Demonstrators outside the U.S. Supreme Court in Washington, D.C.Share on Pinterest
Demonstrators outside the U.S. Supreme Court in Washington, D.C., U.S., early on Tuesday, May 3, 2022. Ting Shen/Bloomberg/Getty Images
  • A new mobile abortion clinic may help give people access to reproductive care.
  • The clinic will be located in Illinois not far from Missouri where abortion is almost completely banned.
  • After Roe v. Wade was overturned health providers have worked on bringing better access to people in states that have virtually banned the procedure.

Earlier this week, Planned Parenthood of the St. Louis Region and Southwest Missouri announced plans to open its first mobile abortion clinic by the end of 2022.

This mobile clinic will operate along the border regions of southern Illinois, where abortion is currently legal and protected by the state’s constitution.

The goal is to bring abortion services closer to people in the region, including those who travel to Illinois from the neighboring state of Missouri, where abortion is nearly completely banned.

“Abortion restrictions and bans create a patchwork of access where a patient’s zip code now determines their ability to make fully informed, autonomous reproductive health decisions,” Dr. Amy Addante told Healthline. Addante is an obstetrician-gynecologist in Illinois and a fellow with the advocacy group Physicians for Reproductive Health.

“Patients who are experiencing undesired or medically complicated pregnancies are faced with the choice to either continue that pregnancy against their will or navigate numerous barriers to traveling out of state,” she continued.

Planned Parenthood’s mobile clinic will operate out of an RV, fully equipped with a waiting area, laboratory, and two exam rooms.

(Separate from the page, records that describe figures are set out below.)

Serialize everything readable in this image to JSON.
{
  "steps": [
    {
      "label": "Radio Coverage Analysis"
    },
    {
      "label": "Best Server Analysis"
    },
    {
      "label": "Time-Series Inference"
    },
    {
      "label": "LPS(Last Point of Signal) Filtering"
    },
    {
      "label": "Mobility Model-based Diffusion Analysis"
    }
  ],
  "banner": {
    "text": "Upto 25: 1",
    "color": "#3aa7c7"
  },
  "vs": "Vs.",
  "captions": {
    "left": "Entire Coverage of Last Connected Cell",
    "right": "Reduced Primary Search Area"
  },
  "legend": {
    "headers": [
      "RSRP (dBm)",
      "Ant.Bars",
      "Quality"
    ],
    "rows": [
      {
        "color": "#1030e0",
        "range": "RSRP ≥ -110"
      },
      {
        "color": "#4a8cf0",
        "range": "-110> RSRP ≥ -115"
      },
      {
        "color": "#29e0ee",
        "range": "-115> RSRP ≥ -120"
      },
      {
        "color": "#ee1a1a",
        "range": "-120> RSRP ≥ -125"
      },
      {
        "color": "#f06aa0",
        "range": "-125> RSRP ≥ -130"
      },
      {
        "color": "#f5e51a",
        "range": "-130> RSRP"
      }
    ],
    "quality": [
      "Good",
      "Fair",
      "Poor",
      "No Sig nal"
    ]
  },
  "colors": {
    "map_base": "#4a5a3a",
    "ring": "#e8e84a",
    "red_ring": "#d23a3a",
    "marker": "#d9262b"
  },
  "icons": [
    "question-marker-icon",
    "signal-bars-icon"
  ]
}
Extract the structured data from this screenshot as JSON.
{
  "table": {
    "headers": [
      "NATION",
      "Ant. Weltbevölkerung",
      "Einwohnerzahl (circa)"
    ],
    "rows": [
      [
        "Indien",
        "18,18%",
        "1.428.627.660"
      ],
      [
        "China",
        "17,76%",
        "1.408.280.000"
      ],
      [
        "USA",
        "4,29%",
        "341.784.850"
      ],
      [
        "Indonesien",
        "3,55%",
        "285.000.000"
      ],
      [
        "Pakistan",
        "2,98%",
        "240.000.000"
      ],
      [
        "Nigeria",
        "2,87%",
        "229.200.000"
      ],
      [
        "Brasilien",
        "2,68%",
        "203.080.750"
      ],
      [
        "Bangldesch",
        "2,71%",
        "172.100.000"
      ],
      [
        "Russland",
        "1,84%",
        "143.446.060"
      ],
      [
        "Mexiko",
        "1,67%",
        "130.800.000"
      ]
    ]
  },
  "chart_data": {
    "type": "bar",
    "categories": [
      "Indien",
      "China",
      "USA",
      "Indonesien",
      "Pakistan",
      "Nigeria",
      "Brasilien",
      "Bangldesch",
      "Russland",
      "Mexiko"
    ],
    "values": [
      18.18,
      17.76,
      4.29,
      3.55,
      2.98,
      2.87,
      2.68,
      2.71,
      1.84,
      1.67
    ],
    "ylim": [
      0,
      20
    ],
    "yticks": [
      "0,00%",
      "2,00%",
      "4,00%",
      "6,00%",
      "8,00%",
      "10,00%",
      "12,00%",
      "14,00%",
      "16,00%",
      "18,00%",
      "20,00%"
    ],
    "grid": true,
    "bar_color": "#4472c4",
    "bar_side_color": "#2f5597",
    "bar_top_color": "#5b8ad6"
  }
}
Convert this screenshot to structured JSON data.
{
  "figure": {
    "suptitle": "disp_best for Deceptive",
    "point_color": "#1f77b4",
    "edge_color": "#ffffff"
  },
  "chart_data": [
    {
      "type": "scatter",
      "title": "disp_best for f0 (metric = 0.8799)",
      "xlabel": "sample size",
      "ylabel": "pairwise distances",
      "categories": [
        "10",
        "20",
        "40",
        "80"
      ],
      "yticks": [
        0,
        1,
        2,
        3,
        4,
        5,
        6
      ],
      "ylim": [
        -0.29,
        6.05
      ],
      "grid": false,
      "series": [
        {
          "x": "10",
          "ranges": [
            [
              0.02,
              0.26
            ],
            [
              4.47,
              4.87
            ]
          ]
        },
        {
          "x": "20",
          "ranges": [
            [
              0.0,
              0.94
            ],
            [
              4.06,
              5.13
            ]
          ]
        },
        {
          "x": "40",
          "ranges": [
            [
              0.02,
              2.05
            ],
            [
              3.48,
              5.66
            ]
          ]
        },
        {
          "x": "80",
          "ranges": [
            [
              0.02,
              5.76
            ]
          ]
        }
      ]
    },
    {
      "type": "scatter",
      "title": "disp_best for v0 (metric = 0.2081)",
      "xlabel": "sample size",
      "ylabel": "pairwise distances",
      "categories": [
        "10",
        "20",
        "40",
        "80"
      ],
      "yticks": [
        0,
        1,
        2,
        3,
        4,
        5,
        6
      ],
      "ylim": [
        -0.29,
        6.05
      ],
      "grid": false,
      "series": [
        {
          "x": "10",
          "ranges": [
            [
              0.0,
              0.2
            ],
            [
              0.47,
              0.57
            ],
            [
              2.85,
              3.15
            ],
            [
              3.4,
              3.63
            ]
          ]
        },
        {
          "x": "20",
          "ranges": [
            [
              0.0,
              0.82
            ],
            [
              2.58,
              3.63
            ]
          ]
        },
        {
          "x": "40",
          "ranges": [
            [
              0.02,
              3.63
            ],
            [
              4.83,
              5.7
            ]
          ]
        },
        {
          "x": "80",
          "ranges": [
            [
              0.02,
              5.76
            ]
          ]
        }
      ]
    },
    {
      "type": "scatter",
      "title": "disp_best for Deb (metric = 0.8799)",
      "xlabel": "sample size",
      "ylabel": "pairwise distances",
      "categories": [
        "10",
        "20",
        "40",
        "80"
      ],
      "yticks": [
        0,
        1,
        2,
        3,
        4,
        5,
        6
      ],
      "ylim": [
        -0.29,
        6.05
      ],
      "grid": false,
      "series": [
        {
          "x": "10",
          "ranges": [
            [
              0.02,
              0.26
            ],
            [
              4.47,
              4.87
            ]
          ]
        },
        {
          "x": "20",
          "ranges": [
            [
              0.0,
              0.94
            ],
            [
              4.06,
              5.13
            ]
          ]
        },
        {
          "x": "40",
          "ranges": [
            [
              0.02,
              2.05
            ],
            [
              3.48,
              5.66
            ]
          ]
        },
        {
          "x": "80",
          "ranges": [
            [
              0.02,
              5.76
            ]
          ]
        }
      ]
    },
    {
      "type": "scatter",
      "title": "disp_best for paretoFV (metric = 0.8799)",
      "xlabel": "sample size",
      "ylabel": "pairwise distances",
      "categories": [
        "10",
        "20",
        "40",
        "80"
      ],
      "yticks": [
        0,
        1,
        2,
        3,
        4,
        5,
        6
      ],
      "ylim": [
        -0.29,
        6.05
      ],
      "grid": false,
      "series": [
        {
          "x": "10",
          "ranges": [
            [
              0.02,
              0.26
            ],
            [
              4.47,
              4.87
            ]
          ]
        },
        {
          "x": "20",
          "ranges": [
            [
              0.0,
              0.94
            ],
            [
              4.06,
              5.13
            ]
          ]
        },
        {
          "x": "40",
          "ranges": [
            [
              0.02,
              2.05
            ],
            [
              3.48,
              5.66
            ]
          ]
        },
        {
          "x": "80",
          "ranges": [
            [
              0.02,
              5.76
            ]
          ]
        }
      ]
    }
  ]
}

During its initial months of operation, it will offer medication abortion up to 11 weeks of pregnancy. Following a two-drug protocol, patients will take mifepristone on-site and receive counseling to take misoprostol later on.

These two drugs can stop a pregnancy and then induce an abortion.

Eventually, Planned Parenthood also plans to offer procedural abortion from its mobile clinic.

Procedural abortion is sometimes known as surgical abortion, which can be legally performed in Illinois until a pregnancy reaches viability.

Viability is determined as when a fetus can survive outside the womb, which usually happens around 23–24 weeks of pregnancy. After a pregnancy reaches viability, abortion is only legal in Illinois if the pregnant person’s health or life is in danger.

This will be the first mobile abortion clinic operated by Planned Parenthood but not the first in the country.

The nonprofit organization Just the Pill is already operating a mobile abortion clinic through its “Just Delivered” program in Colorado.

When the U.S. Supreme Court overturned Roe v. Wade in July 2022, Missouri and multiple other states implemented near-total abortion bans.

In most cases, residents of those states must now travel to other states to access legal abortion services. This has increased demand for abortion in states where it remains legal.

Since the fall of Roe, Planned Parenthood has reported a 30 percent increase in the number of abortion patients at its Fairview Heights Health Center, which is located in Illinois about 20 miles from the border with Missouri.

The Fairview Heights center is seeing patients from not only the bi-state region of Illinois-Missouri but also farther afield. Planned Parenthood reports that the number of patients traveling from outside the region has increased by more than 340%.

Missouri’s neighboring states of Kentucky, Tennessee, Arkansas, and Oklahoma have also implemented near-total abortion bans.

Lawmakers in Indiana have passed an abortion ban as well, but that law has been temporarily blocked due to a court challenge.

Traveling for abortion services poses significant barriers to many patients. In some cases, those barriers lead to delays in abortion care or prevent people from accessing legal abortion services altogether.

“People now have to research where they can get an abortion—either across state lines if they are lucky enough to live next to a state where it remains legal and accessible or in a more distant state,” Dr. Jennifer Kerns, told Healthline. Kerns is an obstetrician-gynecologist who treats patients in California and Kansas and an associate professor in the Department of Obstetrics, Gynecology & Reproductive Sciences at the University of California, San Francisco.

“This results in a delay in care, which translates into abortions being done later in pregnancy. While all abortions are safe, even those done later in the pregnancy, abortions are safest when done as early as possible,” Kerns said.

The financial and social costs of travel can also prove burdensome, especially if patients face long travel times that require overnight stays.

“When patients are forced to travel for care, the number of obstacles—including things like cost of transportation, arranging childcare, and taking time off work—start to pile up,” Addante said.

“[The burden] disproportionately impacts already marginalized groups of individuals, particularly patients who are low income, people of color, and young people,” she said.

Mobile clinics may help limit some of the barriers by reducing travel distances for patients. Such clinics may also ease the load on brick-and-mortar centers, increasing overall capacity for abortion services in states where it’s legal.